Detailed draft negotiating guidelines reveal the European Council wants the court’s UK role to remain, in particular when it comes to preserving the rights of EU citizens in Britain.
It could mean European nationals can turn to the court if they believe the British Government is breaching their rights in the future, but also that UK citizens elsewhere in Europe could do the same.
But it comes after it emerged Ms May is expected to make eliminating the European Court’s influence in the UK an election manifesto pledge.
Ministers told The Independent as early as December last year that they suspect legal disputes may have to be settled by European judges for years after Brexit.
The “draft negotiating directives” state that any Brexit deal should “safeguard the status and rights derived from Union law at the withdrawal date, including those the enjoyment of which will intervene at a later date”, such as rights related to old age pensions.
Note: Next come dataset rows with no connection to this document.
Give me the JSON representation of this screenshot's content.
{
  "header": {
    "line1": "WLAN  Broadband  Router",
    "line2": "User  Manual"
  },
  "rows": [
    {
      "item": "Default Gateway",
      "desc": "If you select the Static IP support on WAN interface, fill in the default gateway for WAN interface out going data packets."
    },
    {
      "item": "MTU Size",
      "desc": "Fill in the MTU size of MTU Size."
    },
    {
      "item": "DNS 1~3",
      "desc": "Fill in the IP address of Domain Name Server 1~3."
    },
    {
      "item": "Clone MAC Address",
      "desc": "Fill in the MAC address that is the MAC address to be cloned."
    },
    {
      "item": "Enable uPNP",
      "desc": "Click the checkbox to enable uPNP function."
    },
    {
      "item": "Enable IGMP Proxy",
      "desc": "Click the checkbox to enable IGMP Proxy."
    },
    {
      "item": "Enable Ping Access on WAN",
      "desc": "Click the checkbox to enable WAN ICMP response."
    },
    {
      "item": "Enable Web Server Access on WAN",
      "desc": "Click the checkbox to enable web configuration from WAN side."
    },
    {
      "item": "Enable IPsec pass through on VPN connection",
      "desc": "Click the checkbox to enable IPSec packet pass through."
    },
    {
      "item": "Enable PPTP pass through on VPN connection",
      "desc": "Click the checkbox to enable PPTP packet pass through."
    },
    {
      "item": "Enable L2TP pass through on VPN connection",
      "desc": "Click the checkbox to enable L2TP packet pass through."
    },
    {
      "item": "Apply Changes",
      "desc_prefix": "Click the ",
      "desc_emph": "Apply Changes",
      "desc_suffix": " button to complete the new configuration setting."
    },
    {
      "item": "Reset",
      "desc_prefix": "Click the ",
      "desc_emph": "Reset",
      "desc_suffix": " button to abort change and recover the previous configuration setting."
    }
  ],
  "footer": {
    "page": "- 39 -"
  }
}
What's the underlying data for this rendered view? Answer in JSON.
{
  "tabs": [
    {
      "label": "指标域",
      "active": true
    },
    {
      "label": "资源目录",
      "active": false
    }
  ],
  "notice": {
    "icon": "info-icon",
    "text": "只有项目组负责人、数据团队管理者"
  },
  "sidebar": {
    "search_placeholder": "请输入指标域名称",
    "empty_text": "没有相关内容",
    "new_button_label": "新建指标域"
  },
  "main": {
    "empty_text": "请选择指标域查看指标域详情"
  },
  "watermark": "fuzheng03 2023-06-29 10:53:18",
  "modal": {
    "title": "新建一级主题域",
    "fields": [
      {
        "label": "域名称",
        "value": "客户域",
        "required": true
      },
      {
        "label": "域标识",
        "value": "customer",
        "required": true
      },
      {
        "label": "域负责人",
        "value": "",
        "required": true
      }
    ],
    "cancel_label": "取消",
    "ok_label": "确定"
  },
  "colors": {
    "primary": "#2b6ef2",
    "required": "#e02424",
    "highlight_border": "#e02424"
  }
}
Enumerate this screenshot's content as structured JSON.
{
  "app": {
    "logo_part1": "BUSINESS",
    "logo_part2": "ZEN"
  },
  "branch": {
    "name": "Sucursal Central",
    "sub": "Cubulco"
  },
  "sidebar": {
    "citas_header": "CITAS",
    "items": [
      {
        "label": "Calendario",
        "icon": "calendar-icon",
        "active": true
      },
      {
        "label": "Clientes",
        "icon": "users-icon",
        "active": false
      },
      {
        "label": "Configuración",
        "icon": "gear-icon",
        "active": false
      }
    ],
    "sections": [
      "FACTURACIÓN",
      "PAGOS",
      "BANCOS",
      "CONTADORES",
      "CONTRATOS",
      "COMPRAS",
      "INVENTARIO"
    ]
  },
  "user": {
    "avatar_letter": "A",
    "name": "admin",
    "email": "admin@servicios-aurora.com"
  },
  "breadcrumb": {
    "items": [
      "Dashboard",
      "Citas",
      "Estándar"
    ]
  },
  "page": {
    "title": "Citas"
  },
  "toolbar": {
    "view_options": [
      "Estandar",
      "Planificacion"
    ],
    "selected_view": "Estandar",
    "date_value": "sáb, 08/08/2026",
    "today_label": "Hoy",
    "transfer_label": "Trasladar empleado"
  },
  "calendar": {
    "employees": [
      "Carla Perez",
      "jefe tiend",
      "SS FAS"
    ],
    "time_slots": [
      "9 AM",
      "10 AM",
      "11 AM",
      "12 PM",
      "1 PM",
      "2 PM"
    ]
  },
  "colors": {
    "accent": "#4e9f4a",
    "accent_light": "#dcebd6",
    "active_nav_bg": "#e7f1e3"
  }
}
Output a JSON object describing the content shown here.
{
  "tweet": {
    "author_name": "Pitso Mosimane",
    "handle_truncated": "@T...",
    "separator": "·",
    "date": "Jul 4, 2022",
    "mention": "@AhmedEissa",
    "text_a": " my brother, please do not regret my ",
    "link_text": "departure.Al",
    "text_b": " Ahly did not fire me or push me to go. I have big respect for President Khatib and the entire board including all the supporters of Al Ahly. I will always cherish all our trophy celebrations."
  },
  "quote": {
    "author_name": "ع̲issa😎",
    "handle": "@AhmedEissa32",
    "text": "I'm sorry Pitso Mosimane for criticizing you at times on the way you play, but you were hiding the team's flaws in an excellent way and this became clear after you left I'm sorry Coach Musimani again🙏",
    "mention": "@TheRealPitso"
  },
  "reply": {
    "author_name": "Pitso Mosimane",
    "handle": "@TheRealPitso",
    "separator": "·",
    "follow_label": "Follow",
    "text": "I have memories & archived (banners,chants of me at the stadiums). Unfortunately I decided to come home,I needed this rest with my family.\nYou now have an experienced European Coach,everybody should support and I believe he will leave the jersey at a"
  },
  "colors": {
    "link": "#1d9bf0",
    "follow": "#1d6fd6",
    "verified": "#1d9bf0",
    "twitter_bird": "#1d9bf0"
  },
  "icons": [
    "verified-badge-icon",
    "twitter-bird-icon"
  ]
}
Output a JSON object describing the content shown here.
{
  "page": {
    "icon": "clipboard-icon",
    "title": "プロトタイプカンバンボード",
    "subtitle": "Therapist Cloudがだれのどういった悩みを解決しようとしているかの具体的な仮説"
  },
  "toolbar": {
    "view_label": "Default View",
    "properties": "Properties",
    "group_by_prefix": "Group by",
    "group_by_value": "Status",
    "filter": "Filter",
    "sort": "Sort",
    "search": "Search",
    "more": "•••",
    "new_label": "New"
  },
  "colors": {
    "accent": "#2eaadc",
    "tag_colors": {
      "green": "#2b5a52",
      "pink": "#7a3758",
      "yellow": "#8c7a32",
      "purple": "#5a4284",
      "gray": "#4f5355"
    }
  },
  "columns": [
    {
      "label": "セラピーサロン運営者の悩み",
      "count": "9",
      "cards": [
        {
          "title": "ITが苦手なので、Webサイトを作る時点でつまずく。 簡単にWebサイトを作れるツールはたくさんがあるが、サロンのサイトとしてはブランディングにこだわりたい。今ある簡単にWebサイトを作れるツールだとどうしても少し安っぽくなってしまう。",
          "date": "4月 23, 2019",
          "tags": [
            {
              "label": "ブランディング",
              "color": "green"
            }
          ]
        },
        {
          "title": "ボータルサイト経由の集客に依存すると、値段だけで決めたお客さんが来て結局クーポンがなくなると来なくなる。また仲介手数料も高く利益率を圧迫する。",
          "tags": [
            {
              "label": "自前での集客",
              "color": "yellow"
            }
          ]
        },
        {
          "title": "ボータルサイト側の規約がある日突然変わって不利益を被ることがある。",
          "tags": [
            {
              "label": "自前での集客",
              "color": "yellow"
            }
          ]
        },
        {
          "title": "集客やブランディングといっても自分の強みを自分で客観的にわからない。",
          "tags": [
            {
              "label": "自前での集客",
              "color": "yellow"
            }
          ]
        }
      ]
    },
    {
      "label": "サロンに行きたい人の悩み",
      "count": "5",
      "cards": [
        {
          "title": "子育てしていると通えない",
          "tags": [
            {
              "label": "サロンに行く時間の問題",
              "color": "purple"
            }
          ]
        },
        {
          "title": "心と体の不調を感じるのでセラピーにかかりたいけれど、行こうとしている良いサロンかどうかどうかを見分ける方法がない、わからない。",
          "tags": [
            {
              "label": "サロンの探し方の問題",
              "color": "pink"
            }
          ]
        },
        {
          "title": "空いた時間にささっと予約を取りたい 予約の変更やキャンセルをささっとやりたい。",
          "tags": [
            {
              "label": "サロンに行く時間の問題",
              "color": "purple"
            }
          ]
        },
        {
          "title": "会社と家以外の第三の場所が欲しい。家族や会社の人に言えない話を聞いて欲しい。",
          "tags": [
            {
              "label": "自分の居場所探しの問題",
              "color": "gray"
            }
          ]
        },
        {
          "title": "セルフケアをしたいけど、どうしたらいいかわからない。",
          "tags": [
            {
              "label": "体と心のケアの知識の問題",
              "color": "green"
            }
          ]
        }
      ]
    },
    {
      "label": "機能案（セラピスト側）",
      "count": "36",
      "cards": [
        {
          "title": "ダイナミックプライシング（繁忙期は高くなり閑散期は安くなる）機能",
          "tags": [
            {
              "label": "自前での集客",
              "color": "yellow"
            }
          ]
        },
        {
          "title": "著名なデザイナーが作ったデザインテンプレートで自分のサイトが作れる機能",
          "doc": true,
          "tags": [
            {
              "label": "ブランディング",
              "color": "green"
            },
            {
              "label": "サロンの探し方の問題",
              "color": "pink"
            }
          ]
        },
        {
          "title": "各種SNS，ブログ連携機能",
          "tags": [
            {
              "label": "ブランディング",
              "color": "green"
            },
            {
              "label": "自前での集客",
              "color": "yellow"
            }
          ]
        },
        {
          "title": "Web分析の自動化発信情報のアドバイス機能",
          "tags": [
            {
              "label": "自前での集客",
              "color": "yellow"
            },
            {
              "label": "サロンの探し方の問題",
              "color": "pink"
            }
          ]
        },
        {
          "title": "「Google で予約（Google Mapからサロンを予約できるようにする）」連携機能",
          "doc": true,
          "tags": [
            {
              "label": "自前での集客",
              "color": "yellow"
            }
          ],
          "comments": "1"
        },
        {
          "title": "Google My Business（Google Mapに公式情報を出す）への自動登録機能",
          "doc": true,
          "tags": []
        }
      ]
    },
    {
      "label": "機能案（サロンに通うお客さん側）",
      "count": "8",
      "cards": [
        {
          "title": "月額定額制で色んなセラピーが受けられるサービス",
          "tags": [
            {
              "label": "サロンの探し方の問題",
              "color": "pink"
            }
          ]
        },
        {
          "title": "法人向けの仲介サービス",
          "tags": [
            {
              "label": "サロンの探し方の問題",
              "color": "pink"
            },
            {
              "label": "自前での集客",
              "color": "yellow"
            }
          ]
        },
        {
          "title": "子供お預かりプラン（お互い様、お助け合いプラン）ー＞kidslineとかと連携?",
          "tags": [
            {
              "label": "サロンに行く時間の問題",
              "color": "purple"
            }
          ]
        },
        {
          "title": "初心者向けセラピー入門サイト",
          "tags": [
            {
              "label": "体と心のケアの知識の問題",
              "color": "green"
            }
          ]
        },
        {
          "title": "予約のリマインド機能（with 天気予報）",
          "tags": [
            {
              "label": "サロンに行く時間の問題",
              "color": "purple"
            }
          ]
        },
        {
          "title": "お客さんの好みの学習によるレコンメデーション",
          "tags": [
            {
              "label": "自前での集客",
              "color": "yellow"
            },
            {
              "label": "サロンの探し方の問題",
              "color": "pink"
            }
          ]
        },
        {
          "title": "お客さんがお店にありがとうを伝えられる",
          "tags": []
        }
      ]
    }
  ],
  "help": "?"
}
The document goes on to say those rights should be protected for “the life time” of the EU citizens living in the UK, before adding: “In these cases, the jurisdiction of the Court of Justice of the European Union (and the supervisory role of the Commission) should be maintained.”
Agreeing to the provision could mean that if the UK Government breaches an EU citizen’s rights after Brexit in relation to state pension payments, for example, the individual might call on the Strasbourg court to remedy the issue.
It comes after the President of the European Parliament said any Brexit deal which did not protect EU citizens’ rights would be vetoed by the body.
Antonio Tajani was in London to meet with Ms May and discuss the parliament’s position on Brexit negotiations and said the issue of rights was a “red line”.
The negotiating document also says the court’s role should be maintained in the “application and interpretation” of other parts of the Brexit deal like “the financial settlement” – meaning the so-called ‘divorce bill’ which will see the UK settle its liabilities to the EU.
Estimates have put the cost of Britain’s liabilities on departure at anything between €30bn and €60bn Euros.
Any “measures adopted…to deal with unforeseen situations”, where UK product standards diverge from EU standards in the future for example, should also be dealt with by the court the document says.
Finally, the guidelines say the court’s role should be maintained in all matters relating to EU law.
Brexit Secretary David Davis admitted only recently that EU law and legal precedent will still play a role in British cases for years to come.